Using Classification to Date South African Artefacts

Access the GitHub repository for the project here

Note: This project was developed as a term paper study for the graduate level course CSCI-6443-Data Mining under Prof.Bellaachia. The following is the abstract from the final term paper submission. Access the full text version of the article here. View a brief presentation here.

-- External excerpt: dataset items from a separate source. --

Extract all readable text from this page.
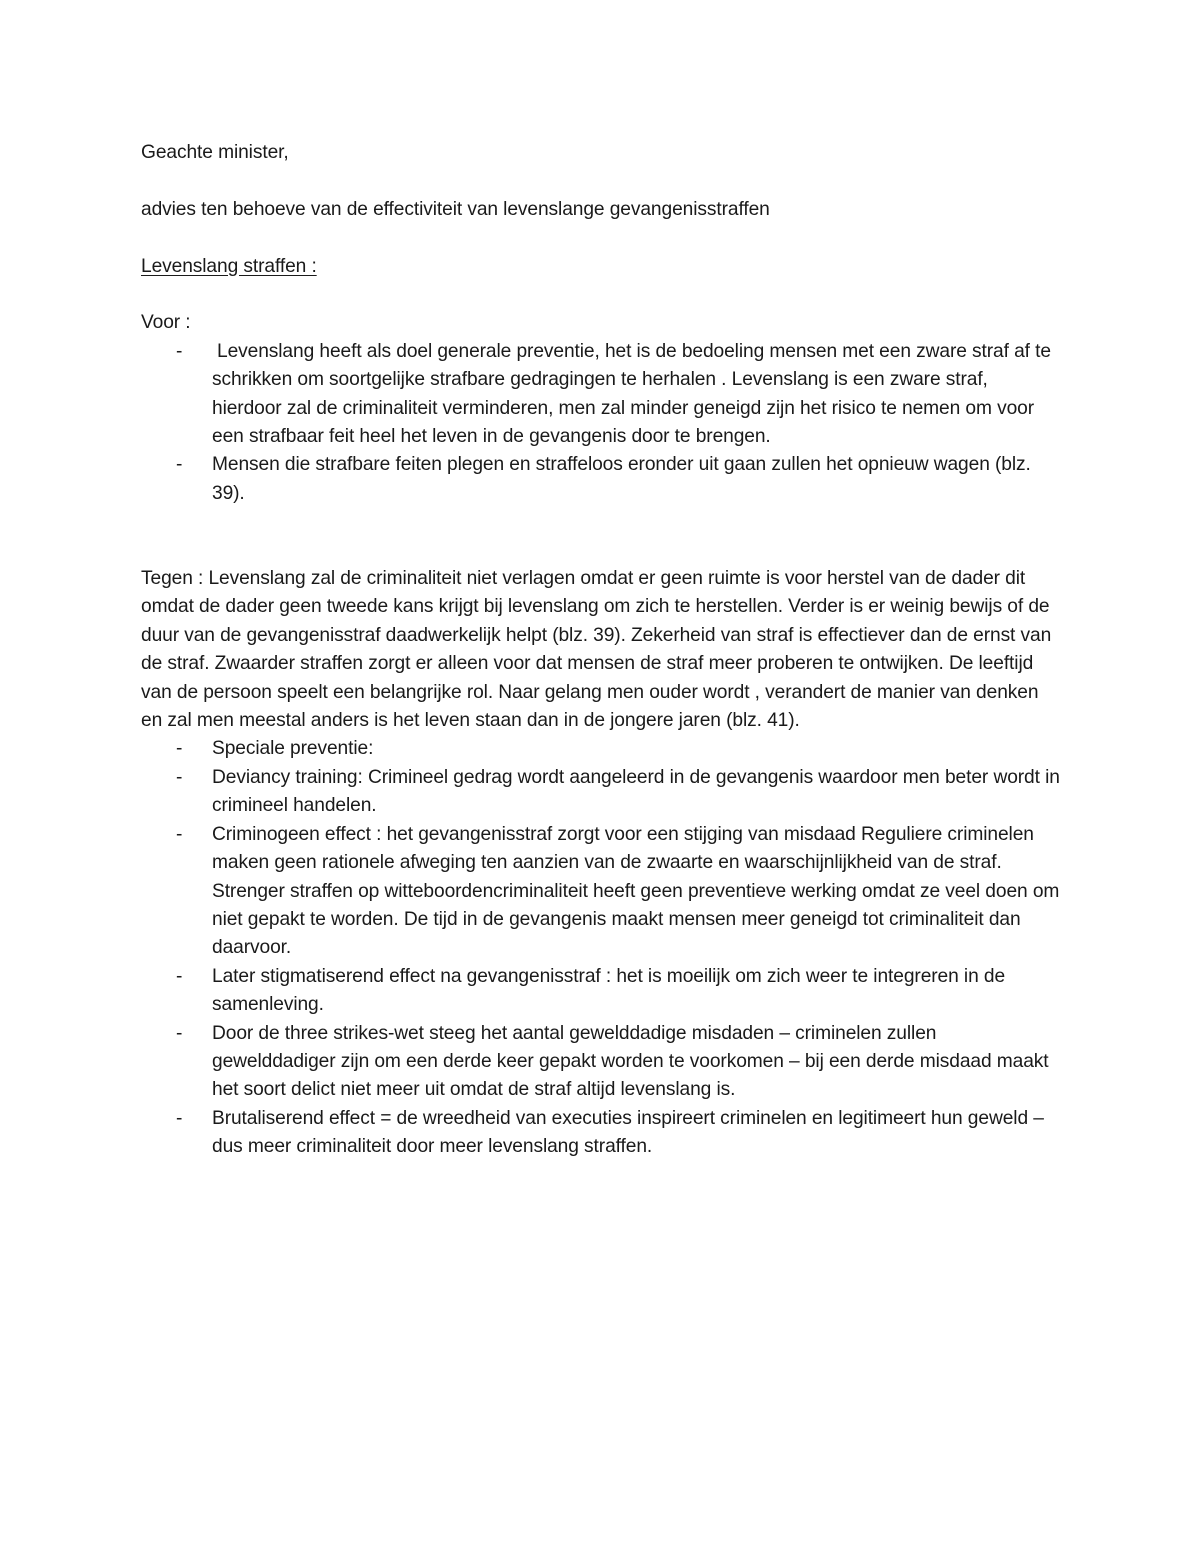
Geachte minister,

advies ten behoeve van de effectiviteit van levenslange gevangenisstraffen

Levenslang straffen :

Voor :

- Levenslang heeft als doel generale preventie, het is de bedoeling mensen met een zware straf af te schrikken om soortgelijke strafbare gedragingen te herhalen . Levenslang is een zware straf, hierdoor zal de criminaliteit verminderen, men zal minder geneigd zijn het risico te nemen om voor een strafbaar feit heel het leven in de gevangenis door te brengen.
- Mensen die strafbare feiten plegen en straffeloos eronder uit gaan zullen het opnieuw wagen (blz. 39).

Tegen : Levenslang zal de criminaliteit niet verlagen omdat er geen ruimte is voor herstel van de dader dit omdat de dader geen tweede kans krijgt bij levenslang om zich te herstellen. Verder is er weinig bewijs of de duur van de gevangenisstraf daadwerkelijk helpt (blz. 39). Zekerheid van straf is effectiever dan de ernst van de straf. Zwaarder straffen zorgt er alleen voor dat mensen de straf meer proberen te ontwijken. De leeftijd van de persoon speelt een belangrijke rol. Naar gelang men ouder wordt , verandert de manier van denken en zal men meestal anders is het leven staan dan in de jongere jaren (blz. 41).

- Speciale preventie:
- Deviancy training: Crimineel gedrag wordt aangeleerd in de gevangenis waardoor men beter wordt in crimineel handelen.
- Criminogeen effect : het gevangenisstraf zorgt voor een stijging van misdaad Reguliere criminelen maken geen rationele afweging ten aanzien van de zwaarte en waarschijnlijkheid van de straf. Strenger straffen op witteboordencriminaliteit heeft geen preventieve werking omdat ze veel doen om niet gepakt te worden. De tijd in de gevangenis maakt mensen meer geneigd tot criminaliteit dan daarvoor.
- Later stigmatiserend effect na gevangenisstraf : het is moeilijk om zich weer te integreren in de samenleving.
- Door de three strikes-wet steeg het aantal gewelddadige misdaden – criminelen zullen gewelddadiger zijn om een derde keer gepakt worden te voorkomen – bij een derde misdaad maakt het soort delict niet meer uit omdat de straf altijd levenslang is.
- Brutaliserend effect = de wreedheid van executies inspireert criminelen en legitimeert hun geweld – dus meer criminaliteit door meer levenslang straffen.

This case study utilizes the Southern African Radio Carbon dataset as maintained by the Radiocarbon Accelerator Unit at the University of Oxford along with a random forest classifier in order to predict the Archeologic Period to which an artefact belongs. The South African Radio Carbon Dataset or SARD is an open-access online data repository maintained at the University of Oxford’s Radio Carbon Accelerator unit or ORAU. The dataset contains information on materials and their radiocarbon dates from South African Archaeological sites.

The performance of Iron Age and LSA class is good at 92% and 96% respectively whereas the performance of the model for the MSA class is quite low at 40%. The F1 score which indicates the proportion of correct predictions made across the model values are similarly high for Iron Age and LSA. This indicates that despite oversampling and class weight metrics, the imbalance in class while not significantly impacting the overall model performance, remains a significant disadvantage of our model. And while these skewness handling techniques do help in improving the prediction capabilities in, the 89% difference in values between MSA and the Iron age class in terms of samples can only truly be bridged using more data. Overall, using the SARD we successfully built a reasonably performing model that given characteristics about a sample can act as a precursor to complicated radio carbon dating procedures and offer initial indicators about the time period of origin of an unearthed artefact.